= Kate Stilley Steiner =

American documentary filmmaker

Kate Stilley Steiner is an American filmmaker, editor, and producer who has worked in documentary filmmaking since 1990. She co-founded Citizen Film, a San Francisco-based not-for-profit production company which "creates films and online media that foster active engagement in cultural and civic life." Stilley’s work has been broadcast on PBS, ABC, NBC, The Learning Channel, and Fox.

Stilley co-founded Citizen Film in 2002 with Sam Ball and Sophie Constantinou. She has produced a number of films with Citizen Film, including Throwing Curves: Eva Zeisel (2002), Balancing Acts: A Jewish Theater in the Soviet Union (2009), and American Creed (2018). She edited Wendy MacNaughton Draws the Castro Commons (2012), People of the Graphic Novel (2012), and served as consulting editor on PBS broadcast Joann Sfar Draws from Memory (2012). Kate Stilley collaborated with brother and artist Tucker Stilley and the Cohort of Disembodied Artists to produce and curate “Palimpsessed,” an art exhibit on Virtual Ability Island in Second Life.

From 1999 through 2021, Stilley worked on a number of films with Academy award-winning director Debra Chasnoff and her production company GroundSpark. In 1999, she edited Wired For What? as part of the PBS series Digital Divide which examines elementary schools grappling with computerization. In 2000, Stilley edited That’s a Family!, which features children living in diverse family structures in the United States. The film was screened at the White House to an audience of more than 100 leaders of national children’s, family, education and civil rights organizations. In 2004, Stilley produced and edited One Wedding and a Revolution, a short film documenting the first legal marriage of a same-sex couple in California between lesbian activists Del Martin and Phyllis Lyon. In the same year, Stilley produced and edited Let’s Get Real, which is used in classrooms across the United States to broach multicultural education and prevent bullying. In 2007, she produced and edited It’s Still Elementary, sequel to the original It’s Elementary: Talking About Gay Issues In School. In 2021, Stilley produced and co-directed Prognosis – Notes on Living, her final collaboration with director Debra Chasnoff as the pair documented Chasnoff’s journey with stage-4 metastatic breast cancer. Following Chasnoff’s passing, Stilley founded the Debra Chasnoff / Groundspark Legacy Initiative at Citizen Film, which inherited GroundSpark’s catalog of films and engagement campaigns.

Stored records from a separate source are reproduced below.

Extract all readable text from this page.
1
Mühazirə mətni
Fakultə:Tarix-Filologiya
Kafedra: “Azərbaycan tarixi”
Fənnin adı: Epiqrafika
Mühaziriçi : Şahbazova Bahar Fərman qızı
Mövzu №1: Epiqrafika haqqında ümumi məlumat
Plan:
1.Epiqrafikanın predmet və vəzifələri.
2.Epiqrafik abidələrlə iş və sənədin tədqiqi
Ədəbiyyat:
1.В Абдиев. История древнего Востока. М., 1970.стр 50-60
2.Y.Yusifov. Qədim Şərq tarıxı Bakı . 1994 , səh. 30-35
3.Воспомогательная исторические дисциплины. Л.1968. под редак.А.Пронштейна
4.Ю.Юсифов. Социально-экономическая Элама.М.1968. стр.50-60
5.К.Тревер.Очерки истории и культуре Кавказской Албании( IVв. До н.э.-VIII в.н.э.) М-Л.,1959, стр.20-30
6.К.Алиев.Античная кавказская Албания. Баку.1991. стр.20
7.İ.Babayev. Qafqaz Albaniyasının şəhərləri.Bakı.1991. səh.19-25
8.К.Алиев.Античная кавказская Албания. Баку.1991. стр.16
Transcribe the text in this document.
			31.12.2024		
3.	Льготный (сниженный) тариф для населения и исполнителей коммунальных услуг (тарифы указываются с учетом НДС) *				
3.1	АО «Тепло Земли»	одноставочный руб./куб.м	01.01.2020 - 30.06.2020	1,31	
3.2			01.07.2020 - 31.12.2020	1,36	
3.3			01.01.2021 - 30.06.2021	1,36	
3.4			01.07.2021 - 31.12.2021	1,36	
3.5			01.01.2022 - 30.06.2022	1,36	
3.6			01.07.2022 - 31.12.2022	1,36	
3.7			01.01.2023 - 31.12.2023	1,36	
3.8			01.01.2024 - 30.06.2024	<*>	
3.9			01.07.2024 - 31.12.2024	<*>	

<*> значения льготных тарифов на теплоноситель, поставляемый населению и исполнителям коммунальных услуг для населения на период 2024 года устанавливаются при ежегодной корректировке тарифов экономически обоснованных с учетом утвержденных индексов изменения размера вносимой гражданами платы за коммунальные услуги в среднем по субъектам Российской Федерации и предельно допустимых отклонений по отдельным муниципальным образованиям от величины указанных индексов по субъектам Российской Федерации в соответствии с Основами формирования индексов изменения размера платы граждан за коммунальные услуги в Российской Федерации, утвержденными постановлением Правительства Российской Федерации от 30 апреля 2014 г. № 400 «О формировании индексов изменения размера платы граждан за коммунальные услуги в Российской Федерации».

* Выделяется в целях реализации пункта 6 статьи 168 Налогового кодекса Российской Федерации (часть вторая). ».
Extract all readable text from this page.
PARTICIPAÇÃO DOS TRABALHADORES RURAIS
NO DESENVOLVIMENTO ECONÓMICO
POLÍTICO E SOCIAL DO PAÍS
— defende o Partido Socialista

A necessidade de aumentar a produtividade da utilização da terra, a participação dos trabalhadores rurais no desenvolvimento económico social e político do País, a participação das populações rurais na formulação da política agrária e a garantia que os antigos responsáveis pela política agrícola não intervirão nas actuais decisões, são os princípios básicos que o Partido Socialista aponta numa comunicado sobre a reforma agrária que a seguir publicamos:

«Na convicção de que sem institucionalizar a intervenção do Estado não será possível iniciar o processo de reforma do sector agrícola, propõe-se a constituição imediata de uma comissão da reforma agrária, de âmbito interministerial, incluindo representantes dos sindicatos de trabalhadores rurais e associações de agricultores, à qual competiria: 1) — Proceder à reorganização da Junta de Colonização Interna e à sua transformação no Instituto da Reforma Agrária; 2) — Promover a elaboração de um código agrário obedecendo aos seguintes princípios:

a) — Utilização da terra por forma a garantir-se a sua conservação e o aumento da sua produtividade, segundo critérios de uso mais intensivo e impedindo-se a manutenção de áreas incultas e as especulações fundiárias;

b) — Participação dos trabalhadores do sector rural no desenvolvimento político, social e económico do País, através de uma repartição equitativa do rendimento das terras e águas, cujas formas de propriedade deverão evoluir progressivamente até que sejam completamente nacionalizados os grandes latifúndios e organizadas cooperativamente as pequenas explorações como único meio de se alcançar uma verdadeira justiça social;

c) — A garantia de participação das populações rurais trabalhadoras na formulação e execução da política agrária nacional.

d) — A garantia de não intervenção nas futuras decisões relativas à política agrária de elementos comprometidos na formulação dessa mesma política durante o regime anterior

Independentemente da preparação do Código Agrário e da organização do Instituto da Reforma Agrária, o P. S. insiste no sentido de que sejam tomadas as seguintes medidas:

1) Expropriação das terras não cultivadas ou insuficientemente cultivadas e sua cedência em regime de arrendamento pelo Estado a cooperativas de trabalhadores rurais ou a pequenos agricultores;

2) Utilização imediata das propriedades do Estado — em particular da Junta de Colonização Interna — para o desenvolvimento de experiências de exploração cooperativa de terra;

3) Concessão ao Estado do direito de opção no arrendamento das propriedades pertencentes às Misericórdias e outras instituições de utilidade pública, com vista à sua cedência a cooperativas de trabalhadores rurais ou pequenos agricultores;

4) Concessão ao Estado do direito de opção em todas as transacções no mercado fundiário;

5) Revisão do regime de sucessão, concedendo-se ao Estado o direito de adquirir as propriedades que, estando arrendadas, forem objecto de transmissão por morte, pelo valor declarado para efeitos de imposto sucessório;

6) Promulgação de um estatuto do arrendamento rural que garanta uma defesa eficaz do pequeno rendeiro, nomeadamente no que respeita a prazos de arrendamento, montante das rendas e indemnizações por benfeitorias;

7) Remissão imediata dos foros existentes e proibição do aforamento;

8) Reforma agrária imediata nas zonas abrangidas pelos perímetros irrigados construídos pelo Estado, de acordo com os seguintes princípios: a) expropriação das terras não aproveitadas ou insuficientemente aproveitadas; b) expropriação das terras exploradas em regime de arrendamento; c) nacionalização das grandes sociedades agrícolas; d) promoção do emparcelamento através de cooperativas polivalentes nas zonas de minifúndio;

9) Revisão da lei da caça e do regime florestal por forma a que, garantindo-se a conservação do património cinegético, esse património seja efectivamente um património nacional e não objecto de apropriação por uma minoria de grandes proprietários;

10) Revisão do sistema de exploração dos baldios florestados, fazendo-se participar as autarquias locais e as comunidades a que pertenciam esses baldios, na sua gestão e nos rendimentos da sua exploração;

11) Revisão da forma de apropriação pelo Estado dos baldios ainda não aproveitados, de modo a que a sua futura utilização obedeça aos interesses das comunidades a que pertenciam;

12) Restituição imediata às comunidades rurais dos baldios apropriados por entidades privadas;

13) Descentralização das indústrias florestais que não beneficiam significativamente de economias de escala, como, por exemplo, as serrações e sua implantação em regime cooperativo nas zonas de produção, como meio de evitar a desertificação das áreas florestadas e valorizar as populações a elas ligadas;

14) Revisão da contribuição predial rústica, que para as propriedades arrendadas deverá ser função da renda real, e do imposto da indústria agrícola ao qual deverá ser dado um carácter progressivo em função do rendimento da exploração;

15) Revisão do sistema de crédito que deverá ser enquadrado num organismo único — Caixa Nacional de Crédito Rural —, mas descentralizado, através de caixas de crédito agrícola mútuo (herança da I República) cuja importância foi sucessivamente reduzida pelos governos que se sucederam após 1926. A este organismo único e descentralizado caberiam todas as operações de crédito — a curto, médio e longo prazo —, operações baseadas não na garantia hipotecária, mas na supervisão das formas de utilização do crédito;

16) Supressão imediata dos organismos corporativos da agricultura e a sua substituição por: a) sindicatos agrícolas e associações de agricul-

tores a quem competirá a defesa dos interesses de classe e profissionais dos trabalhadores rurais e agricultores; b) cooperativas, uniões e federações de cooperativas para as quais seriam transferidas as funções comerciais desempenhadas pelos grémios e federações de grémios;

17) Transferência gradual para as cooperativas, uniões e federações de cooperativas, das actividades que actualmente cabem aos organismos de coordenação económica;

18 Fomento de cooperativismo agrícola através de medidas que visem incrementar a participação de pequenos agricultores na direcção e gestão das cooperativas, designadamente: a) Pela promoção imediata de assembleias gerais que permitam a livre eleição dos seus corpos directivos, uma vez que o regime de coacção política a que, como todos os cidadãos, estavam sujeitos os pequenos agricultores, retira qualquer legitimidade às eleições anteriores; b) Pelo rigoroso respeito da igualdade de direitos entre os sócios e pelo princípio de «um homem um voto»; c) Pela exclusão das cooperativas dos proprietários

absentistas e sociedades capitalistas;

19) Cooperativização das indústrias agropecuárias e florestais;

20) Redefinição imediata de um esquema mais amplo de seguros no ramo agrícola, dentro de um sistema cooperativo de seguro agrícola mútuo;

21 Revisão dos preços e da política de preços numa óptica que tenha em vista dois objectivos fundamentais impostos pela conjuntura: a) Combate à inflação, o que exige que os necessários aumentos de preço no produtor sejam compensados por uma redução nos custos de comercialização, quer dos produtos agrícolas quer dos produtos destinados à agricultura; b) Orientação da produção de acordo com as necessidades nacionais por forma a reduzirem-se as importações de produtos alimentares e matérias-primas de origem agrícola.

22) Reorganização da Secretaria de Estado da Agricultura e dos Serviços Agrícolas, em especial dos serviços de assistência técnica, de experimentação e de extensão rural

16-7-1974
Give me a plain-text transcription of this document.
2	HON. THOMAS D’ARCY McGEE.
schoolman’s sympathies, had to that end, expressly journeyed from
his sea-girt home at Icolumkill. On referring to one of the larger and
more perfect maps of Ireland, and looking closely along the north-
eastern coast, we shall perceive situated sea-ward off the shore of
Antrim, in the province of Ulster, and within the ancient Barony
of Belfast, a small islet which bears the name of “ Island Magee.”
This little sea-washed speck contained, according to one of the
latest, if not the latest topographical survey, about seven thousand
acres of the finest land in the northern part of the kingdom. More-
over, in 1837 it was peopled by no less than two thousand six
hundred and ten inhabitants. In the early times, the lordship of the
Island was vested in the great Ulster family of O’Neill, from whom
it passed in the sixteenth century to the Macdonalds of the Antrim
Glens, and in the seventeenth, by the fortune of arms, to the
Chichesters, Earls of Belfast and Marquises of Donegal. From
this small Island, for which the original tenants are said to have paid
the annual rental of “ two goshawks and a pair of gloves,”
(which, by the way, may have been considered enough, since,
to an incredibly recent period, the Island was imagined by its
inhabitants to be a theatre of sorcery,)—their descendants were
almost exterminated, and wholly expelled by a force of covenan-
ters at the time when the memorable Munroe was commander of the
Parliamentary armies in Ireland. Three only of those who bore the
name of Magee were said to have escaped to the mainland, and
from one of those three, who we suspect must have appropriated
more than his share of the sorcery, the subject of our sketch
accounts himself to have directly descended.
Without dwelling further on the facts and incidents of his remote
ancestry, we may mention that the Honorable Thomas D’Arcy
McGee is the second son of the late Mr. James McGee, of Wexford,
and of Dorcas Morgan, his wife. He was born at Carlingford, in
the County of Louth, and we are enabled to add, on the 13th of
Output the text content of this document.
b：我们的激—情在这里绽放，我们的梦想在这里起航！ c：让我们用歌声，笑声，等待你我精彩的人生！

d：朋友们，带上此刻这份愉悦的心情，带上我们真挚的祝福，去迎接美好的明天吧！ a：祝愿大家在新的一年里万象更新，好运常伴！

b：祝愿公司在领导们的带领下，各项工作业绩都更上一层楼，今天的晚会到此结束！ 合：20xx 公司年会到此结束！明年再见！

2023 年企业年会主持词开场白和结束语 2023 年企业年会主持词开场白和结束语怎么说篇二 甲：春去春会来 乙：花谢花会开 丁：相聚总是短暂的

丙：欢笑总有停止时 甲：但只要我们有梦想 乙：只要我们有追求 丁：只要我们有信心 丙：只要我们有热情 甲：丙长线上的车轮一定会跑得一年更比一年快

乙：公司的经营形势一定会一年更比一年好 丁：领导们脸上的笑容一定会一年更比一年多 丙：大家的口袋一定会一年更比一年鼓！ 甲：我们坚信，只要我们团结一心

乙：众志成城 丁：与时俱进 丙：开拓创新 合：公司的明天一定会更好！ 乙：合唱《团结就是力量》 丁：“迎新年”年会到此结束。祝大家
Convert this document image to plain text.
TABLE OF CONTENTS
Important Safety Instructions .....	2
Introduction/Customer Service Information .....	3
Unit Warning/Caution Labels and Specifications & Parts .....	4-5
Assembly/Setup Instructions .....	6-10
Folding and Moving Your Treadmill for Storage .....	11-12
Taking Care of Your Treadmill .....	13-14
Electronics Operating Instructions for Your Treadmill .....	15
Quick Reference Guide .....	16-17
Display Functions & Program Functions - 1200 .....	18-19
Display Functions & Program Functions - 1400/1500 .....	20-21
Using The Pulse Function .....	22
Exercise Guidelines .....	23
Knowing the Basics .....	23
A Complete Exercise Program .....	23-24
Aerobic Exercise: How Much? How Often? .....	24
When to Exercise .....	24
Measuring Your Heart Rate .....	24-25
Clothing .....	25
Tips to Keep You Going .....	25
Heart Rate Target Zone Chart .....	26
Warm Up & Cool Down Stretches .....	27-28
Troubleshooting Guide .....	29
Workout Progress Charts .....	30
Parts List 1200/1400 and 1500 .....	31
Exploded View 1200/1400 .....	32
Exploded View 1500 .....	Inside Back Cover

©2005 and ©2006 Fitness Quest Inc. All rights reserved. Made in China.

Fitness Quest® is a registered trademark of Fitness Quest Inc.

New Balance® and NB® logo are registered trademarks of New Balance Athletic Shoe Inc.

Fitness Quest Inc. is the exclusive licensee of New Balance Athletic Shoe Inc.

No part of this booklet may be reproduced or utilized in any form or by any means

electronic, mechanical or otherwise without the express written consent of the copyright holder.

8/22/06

Kate Stilley Steiner serves on the Board of Directors of the Golden Gate Symphony Orchestra and Chorus, alongside her husband Musical Director Urs Leonhardt Steiner. Citizen Film and GGSOC have collaborated on creative projects together including "Milk Barn," stories from the Swiss Alps, "Scoul Classics" about the classical music festival in the Swiss Alps, and multimedia Holocaust awareness project "Songs of Truth.”

Stilley's other editing credits include work on the award-winning documentaries: The Story Of Mothers and Daughters for ABC Television; Fox Television's Emmy Award-winning Loyalty and Betrayal: The Story Of The American Mob; and the Academy Award-nominated Freedom On My Mind.